Alcaldesa de Pau Faus
Alcadesa retrace le parcours d’Ada Colau depuis le début de la campagne électorale pour la mairie de Barcelone avec « Barcelona en comù », qui regroupe des associations et partis politiques de gauche, jusqu’à sa victoire finale. Le réalisateur nous fait le récit d’un événement historique mais nous fait également part des doutes d’Ada Colau sur la pratique du pouvoir.

Federica Montseny, l’indomptable de Jean-Michel Rodrigo
Marmitafilms Dirigeante anarchiste, Federica Montseny est nommée ministre de la Seconde République espagnole en 1936. Pendant son mandat, elle tente d’instaurer des lois sociales en particulier sur le droit des femmes. Après la Guerre d’Espagne, elle prend le chemin de l’exil vers Toulouse où elle poursuivra son combat libertaire. Vingt ans après sa disparition, sa pensée et son audace demeurent des références pour de nombreuses générations.

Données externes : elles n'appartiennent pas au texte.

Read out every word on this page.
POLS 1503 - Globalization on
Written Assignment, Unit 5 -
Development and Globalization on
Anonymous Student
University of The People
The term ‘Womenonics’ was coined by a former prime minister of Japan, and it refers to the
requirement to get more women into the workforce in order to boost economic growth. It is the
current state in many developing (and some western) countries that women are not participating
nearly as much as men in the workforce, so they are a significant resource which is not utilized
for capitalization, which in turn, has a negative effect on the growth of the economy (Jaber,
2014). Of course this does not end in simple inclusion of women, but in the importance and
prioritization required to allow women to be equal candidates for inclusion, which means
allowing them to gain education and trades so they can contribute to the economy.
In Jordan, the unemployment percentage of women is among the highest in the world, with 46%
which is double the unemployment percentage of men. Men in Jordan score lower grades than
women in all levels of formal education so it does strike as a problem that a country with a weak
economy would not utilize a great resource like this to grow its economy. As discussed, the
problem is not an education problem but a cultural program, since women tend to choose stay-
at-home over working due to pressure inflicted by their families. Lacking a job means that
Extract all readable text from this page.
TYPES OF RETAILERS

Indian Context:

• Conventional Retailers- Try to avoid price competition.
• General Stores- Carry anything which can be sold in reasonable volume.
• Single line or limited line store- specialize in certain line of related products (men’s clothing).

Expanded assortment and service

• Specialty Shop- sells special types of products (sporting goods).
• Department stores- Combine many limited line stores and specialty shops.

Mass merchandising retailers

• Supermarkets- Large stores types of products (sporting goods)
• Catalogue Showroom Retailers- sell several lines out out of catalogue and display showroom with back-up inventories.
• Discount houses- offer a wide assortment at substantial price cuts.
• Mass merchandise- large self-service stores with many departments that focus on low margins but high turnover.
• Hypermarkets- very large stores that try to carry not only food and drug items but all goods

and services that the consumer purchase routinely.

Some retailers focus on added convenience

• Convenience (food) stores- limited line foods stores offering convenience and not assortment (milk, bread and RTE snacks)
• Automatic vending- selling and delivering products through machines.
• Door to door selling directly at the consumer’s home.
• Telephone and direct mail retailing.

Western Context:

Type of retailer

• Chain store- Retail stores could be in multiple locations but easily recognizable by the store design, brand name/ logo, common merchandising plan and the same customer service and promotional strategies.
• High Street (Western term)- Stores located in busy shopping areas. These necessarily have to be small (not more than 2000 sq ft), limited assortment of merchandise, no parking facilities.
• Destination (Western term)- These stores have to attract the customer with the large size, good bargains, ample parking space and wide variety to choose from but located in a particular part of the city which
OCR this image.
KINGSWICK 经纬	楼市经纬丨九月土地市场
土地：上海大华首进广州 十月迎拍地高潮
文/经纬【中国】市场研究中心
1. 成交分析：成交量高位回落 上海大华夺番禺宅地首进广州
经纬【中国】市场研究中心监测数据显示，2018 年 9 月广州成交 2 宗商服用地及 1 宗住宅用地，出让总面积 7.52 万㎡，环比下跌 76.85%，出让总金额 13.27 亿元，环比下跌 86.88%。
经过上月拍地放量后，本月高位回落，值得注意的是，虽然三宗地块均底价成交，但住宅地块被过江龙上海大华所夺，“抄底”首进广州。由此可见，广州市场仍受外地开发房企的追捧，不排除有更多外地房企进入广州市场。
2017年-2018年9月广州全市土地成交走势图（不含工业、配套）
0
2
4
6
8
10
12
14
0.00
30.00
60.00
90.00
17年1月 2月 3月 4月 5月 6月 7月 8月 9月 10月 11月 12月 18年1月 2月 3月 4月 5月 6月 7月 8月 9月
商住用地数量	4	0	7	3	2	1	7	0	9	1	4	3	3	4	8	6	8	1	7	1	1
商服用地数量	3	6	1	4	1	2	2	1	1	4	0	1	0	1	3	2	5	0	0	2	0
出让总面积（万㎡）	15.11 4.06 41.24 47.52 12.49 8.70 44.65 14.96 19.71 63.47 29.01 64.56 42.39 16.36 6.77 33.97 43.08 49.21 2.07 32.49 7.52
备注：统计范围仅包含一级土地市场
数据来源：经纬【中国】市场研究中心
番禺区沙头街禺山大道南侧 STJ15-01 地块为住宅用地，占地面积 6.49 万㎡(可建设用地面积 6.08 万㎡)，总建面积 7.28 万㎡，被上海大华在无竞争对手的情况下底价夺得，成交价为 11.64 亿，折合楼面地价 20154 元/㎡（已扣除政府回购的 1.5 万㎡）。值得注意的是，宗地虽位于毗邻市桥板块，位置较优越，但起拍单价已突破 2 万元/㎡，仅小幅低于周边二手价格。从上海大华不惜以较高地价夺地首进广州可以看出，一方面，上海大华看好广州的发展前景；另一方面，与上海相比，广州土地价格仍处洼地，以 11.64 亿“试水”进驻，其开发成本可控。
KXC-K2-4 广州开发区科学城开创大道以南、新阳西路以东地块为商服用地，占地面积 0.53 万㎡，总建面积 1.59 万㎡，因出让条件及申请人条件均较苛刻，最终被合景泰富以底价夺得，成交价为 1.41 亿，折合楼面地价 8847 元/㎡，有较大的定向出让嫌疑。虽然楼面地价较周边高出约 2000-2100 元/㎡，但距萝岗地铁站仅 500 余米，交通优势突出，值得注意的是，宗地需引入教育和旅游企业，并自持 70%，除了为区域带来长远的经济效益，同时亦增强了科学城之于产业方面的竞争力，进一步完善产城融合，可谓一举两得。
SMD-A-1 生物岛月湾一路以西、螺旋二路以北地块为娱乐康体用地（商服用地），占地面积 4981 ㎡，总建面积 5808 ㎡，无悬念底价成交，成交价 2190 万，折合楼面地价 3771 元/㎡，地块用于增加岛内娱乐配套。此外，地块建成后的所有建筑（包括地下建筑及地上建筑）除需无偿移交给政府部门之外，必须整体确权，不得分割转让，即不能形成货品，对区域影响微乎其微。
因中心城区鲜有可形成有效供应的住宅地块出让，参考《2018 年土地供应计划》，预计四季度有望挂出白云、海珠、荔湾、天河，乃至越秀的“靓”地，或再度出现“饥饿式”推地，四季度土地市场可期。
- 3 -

El fín de ETA de Justin Webster
Lorsqu’en 2000 une réunion informelle rassemble un élu local du PSOE et un dirigeant de Batasuna dans une ferme isolée du Pays Basque, qui aurait pu imaginer que cela préfigurait dix ans de négociations ? Dix ans de rendez-vous secrets en France, en Suisse et en Norvège sous les auspices de médiateurs comme Kofi Annan ou Gerry Adams. Un documentaire qui se regarde comme un thriller.

NO, un cuento flamenco de José Luis Tirado
Une histoire d’aujourd’hui ancrée dans la situation sociale et économique actuelle et traitée comme un opéra flamenco urbain et contemporain où l’action s’exprime par la danse, et les dialogues par le chant. No, la danseuse, personnage principal et fil conducteur, nous transporte dans plusieurs décors témoins des difficultés quotidiennes, de la précarité et de la lutte pour survivre.

España en dos trincheras. La guerra civil en color de Francesc Escribano, Luis Carrizo (2016 - 1h35) Scén. Manel Lucas // Prod. Minoria Absoluta, Sherlock Films, A contracorriente Films Sous l’autorité reconnue de l’historien britannique Anthony Beevor, España en dos trincheras nous retrace avec rigueur le récit de la guerre civile à partir des archives de la Filmoteca Española. La nouveauté de ce film très didactique est d’en avoir colorisé les images, ce qui le rend plus impressionnant et lui donne une proximité nouvelle et perturbatrice.